⑥ 加えて、被告は、令和元年6月22日午前6時36分頃、被告とZがラブホテルを出る際に手をつないでいたことについて、自分が羞恥心が強いため、いかがわしい場所であるラブホテルを出る姿を知り合いに見られることを怖れて、出るのを躊躇しているときに、前方にいたZが被告を促す目的でその手を取って引っ張った瞬間を撮影されたものにすぎず、性的な意味合いを含む親密な接触ではない旨主張するが、甲第2号証14頁の写真等における両者の態勢や表情等からすれば、被告の上記主張をおよそ合理性のない弁解と断定して直ちに排斥することはできない。
なお、Zは、原告と離婚するに際し、原告に対し慰謝料として150万円を支払っており、これについて、Zは、離婚を早期に成立させるために名目については異議を述べなかったにすぎず、本件不貞行為を認めたものではないと供述するが、Zの上記供述をおよそ合理性のない弁解ということはできず、その信用性を否定することはできない。
このように、本件不貞行為の存在について、一方で、前記のとおり、これを極めて強く推認させる事情があるものの、他方で、前記イのとおり、上記推認に重大な疑問を差し挟む事情があるため上記推認は動揺することとなり、これに前記ウの事情を併せ考慮しても、その疑問は払拭されず、未だ真実性の確信を抱くには至らないから、結論として、本件不貞行為の存在については、証明不十分といわざるを得ない。
5 まとめ
ホテルに滞在している場合には、一般的には、不貞行為をおこなっていたことが強く推認されるために、性的関係がないことを示すとすると従前の関係性、LINEなどのメッセージのやりとりからホテルに滞在に一定の合理的理由、強い推認を排斥するだけの具体的事情が存在しなければならないこととなります。
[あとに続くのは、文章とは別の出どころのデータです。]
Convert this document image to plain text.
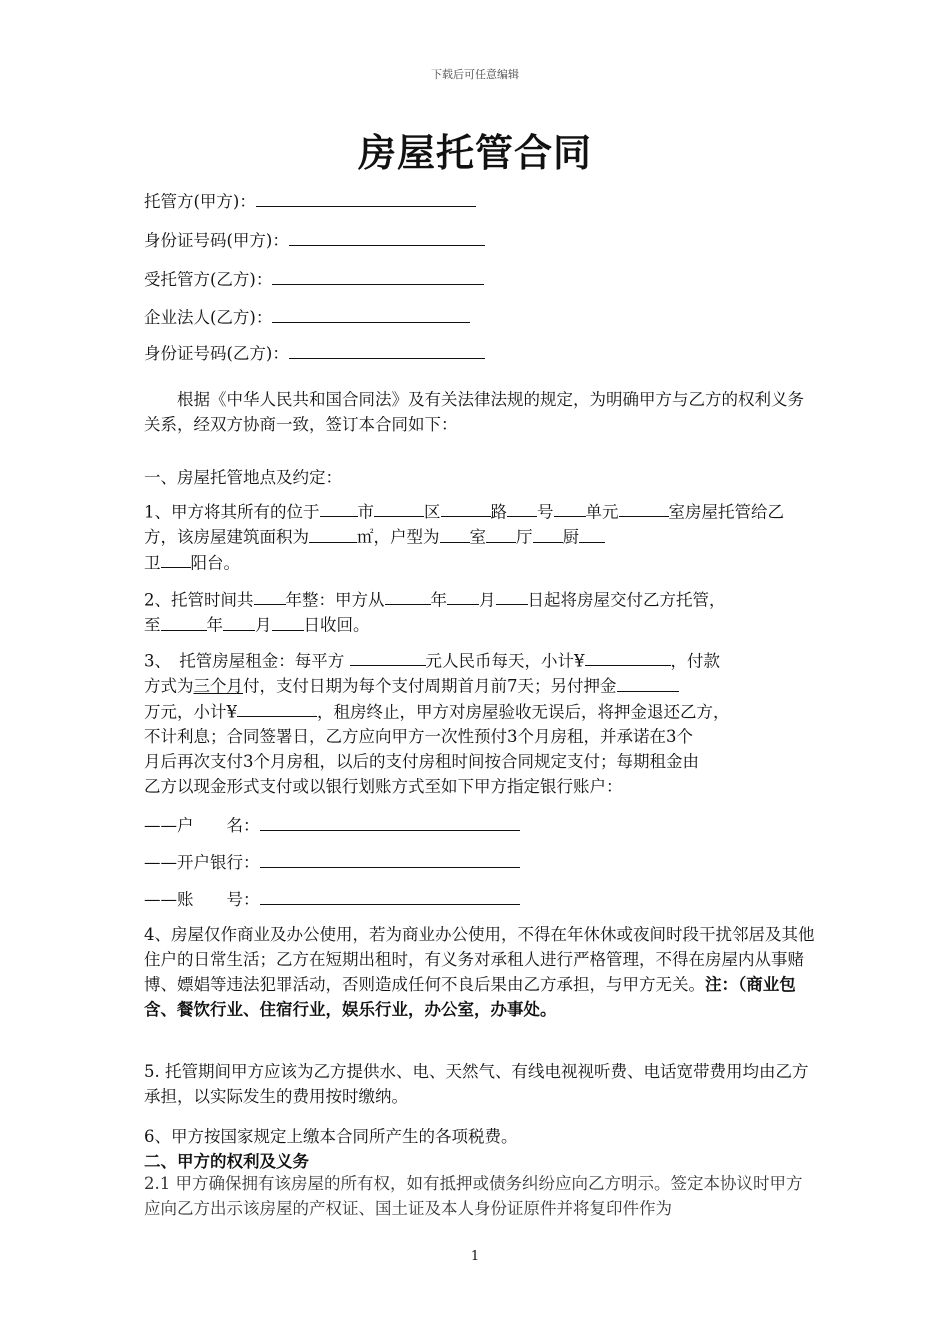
下载后可任意编辑
房屋托管合同
托管方(甲方)：
身份证号码(甲方)：
受托管方(乙方)：
企业法人(乙方)：
身份证号码(乙方)：
根据《中华人民共和国合同法》及有关法律法规的规定，为明确甲方与乙方的权利义务关系，经双方协商一致，签订本合同如下：
一、房屋托管地点及约定：
1、甲方将其所有的位于 市	区	路 号 单元	室房屋托管给乙方，该房屋建筑面积为	㎡，户型为 室 厅 厨
卫 阳台。
2、托管时间共 年整：甲方从	年 月 日起将房屋交付乙方托管，
至	年 月 日收回。
3、　托管房屋租金：每平方	元人民币每天，小计¥	，付款
方式为三个月付，支付日期为每个支付周期首月前7天；另付押金
万元，小计¥	，租房终止，甲方对房屋验收无误后，将押金退还乙方，
不计利息；合同签署日，乙方应向甲方一次性预付3个月房租，并承诺在3个
月后再次支付3个月房租，以后的支付房租时间按合同规定支付；每期租金由
乙方以现金形式支付或以银行划账方式至如下甲方指定银行账户：
——户　　名：
——开户银行：
——账　　号：
4、房屋仅作商业及办公使用，若为商业办公使用，不得在年休休或夜间时段干扰邻居及其他住户的日常生活；乙方在短期出租时，有义务对承租人进行严格管理，不得在房屋内从事赌博、嫖娼等违法犯罪活动，否则造成任何不良后果由乙方承担，与甲方无关。注：（商业包含、餐饮行业、住宿行业，娱乐行业，办公室，办事处。
5. 托管期间甲方应该为乙方提供水、电、天然气、有线电视视听费、电话宽带费用均由乙方承担，以实际发生的费用按时缴纳。
6、甲方按国家规定上缴本合同所产生的各项税费。
二、甲方的权利及义务
2.1 甲方确保拥有该房屋的所有权，如有抵押或债务纠纷应向乙方明示。签定本协议时甲方应向乙方出示该房屋的产权证、国土证及本人身份证原件并将复印件作为
1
事件の内容にはよりますが一般的に不貞行為がなかったとまでいえるまでには重大な疑義を差し挟む事情が存在していることが必要となるでしょう。
いずれにしろ請求側では現在存在する証拠によってどこまでの請求ができるのかが問題となり、非請求側では、強い推認させる事情について重大な疑問を差し挟む事情を証拠によって立証をしていくことが必要となってくるでしょう。